Полторы недели носило Фатеева по различным городам нашей страны. С голоду он не умер — свет не без добрых людей, но в споры с дежурными администраторами, начальниками смен и прочим персоналом аэропортов не вступал — не хватало сил, да и нервы надо было беречь. В каком-то городе добросердечный майор-танкист чуть ли не силой всучил ему трояк. В аэропортах, куда он попадал не первый раз, администраторы узнавали его по лаптям, перекинутым через плечо, и даже изредка пытались помочь. Билет покрылся служебными пометками: «Задержан в аэропорту (следовало название) по метеоусловиям до… (число)». Он как-то притерпелся спать в креслах и на скамейках — ведь большую часть времени приходилось ожидать вылета. И лишь на десятый день, когда голод и усталость дошли до предела, он, не торгуясь, отдал лапти за пятерку здоровенному бородачу в дубленке. Очень уж тот пристал с просьбой продать ему этот шедевр народного творчества.
И как по мановению волшебной палочки мытарства Фатеева кончились. Через полчаса после продажи лаптей диктор объявил посадку на самолет, а еще через два с половиной часа Фатеев, изнуренный, но счастливый, выходил из самолета в аэропорту своего города.

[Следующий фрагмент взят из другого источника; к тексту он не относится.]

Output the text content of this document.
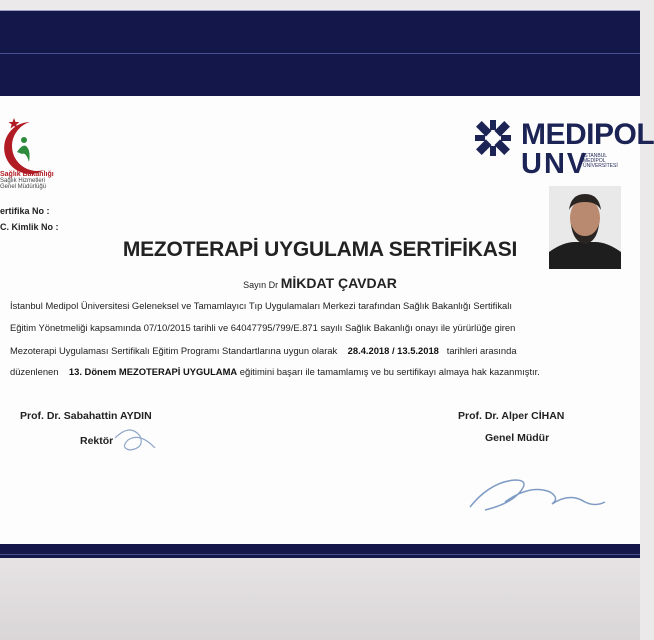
Sağlık Bakanlığı
Sağlık Hizmetleri
Genel Müdürlüğü
ertifika No :
C. Kimlik No :
MEDIPOL
UNV
İSTANBUL
MEDİPOL
ÜNİVERSİTESİ
MEZOTERAPİ UYGULAMA SERTİFİKASI
Sayın Dr MİKDAT ÇAVDAR
İstanbul Medipol Üniversitesi Geleneksel ve Tamamlayıcı Tıp Uygulamaları Merkezi tarafından Sağlık Bakanlığı Sertifikalı
Eğitim Yönetmeliği kapsamında 07/10/2015 tarihli ve 64047795/799/E.871 sayılı Sağlık Bakanlığı onayı ile yürürlüğe giren
Mezoterapi Uygulaması Sertifikalı Eğitim Programı Standartlarına uygun olarak 28.4.2018 / 13.5.2018 tarihleri arasında
düzenlenen 13. Dönem MEZOTERAPİ UYGULAMA eğitimini başarı ile tamamlamış ve bu sertifikayı almaya hak kazanmıştır.
Prof. Dr. Sabahattin AYDIN
Rektör
Prof. Dr. Alper CİHAN
Genel Müdür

Эту историю Фатеев, несколько смущаясь, рассказал только мне. Других друзей у него как-то не водилось. Ко времени рассказа он уже оправился от потрясений авиаодиссеи и не мог уже, конечно, всерьез считать причиной своих скитаний по аэропортам заклятие деда. «Это все, конечно, чепуха, старик, ты сам понимаешь, заговоры там всякие. Дело случая, но штука в том, что случай тоже заставляет иной раз задуматься…» Над чем — он не уточнил, но вот что интересно: Фатеев после всей этой истории стал значительно мягче, вежливее. Иной раз до смехотворного: «спасибо», «пожалуйста» из него прямо горохом сыплются. Да и я почему-то стал за собой это же замечать. Вот ведь дела какие!